After starting a highly controversial lawsuit against YouTube last year, and then getting smacked by a boycott from angry YouTube users last summer, MTV owner Viacom is now adopting a new approach to video content through a deal unveiled with the MySpace social network and tech start-up Auditude.

With Viacom and the Google-owned YouTube duking it out in court, News Corp.'s MySpace had been trying until now to keep copyrighted materials -- including videos -- off of its social network.

But as the new deal with Viacom's MTV and Auditude gets under way, MySpace users will be able to upload segments from MTV shows such as "The Hills" and "The Daily Show with Jon Stewart" for viewing by others online.

Technology from Auditude will be used to detect the content to be aired online, as well as to tag it with an "attribution layer." In addition to providing links for buying TV episodes, for instance, the attribution layer will give information to users such as the date a TV episode first aired.

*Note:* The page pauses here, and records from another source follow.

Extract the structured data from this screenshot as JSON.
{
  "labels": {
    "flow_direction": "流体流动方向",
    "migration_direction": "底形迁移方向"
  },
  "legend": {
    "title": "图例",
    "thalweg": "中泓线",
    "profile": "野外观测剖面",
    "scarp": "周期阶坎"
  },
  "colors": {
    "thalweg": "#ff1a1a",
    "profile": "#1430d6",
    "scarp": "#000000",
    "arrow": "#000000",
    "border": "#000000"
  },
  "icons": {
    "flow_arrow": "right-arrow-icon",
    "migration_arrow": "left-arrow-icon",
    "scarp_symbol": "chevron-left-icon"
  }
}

Revenues from the video ads accompanying the uploaded MTV episodes will be be shared among MySpace, Auditude, and the video copyright holders.

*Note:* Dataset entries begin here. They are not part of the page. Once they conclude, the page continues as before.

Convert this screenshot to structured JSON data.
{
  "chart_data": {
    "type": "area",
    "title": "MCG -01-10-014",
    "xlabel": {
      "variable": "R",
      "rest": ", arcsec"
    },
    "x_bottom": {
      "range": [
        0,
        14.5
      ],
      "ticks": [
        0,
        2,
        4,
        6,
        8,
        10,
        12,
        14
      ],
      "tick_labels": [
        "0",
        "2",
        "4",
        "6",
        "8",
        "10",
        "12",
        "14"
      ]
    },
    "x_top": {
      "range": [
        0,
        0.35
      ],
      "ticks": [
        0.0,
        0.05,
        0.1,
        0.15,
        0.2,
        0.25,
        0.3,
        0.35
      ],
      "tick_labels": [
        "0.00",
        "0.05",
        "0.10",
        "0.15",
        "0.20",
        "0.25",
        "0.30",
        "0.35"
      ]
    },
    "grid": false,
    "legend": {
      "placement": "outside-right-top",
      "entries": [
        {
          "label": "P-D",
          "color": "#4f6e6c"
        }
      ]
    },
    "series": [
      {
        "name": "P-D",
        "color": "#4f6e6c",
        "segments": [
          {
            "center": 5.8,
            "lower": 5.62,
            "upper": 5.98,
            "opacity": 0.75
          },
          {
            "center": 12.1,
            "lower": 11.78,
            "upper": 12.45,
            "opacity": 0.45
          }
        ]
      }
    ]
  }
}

But with the exception that content providers might get more control over which video appears online, the approach MySpace is now taking doesn't seem all that different from the strategy Google announced near the end of 2007, after being hit by a $1 billion lawsuit by Viacom in March of that year.

Viacom charged that YouTube did little or nothing to stop users from posting clips from Viacom-owned entities such as Comedy Central and Nickelodeon, mainly because those videos helped drive viewers to ads appearing on YouTube.

YouTube users then instigated a boycott against Viacom and its properties last summer, when as part of the legal proceedings, a federal judge ordered Google to turn over to Viacom a log containing the user login IDs and IP addresses of sources from which videos were downloaded, together with details about those videos.

YouTube users took the opportunity in July to consistently refresh a growing cache of anti-Viacom content on YouTube, with materials that included new videos exhorting people to band together in a boycott covering Viacom's Web site, MTV cable networks, Paramount films (including the Indiana Jones film that premiered in May), and other Viacom-owned properties.

Under the strategy announced by YouTube after Viacom filed its suit, YouTube is supposedly first identifying video clips and then giving holders of the copyrights a choice between either (1) having the video taken down or (2) allowing YouTube to place ads on it in exchange for a chunk of the revenue. Then last month, YouTube started adding click-to-buy links for products -- like songs, books, and movies -- related to the content from partners that's available for viewing on the YouTube site.

YouTube's participating content owners in the plan include CBS Corp., Electronic Arts (EA) Inc., and Universal Music.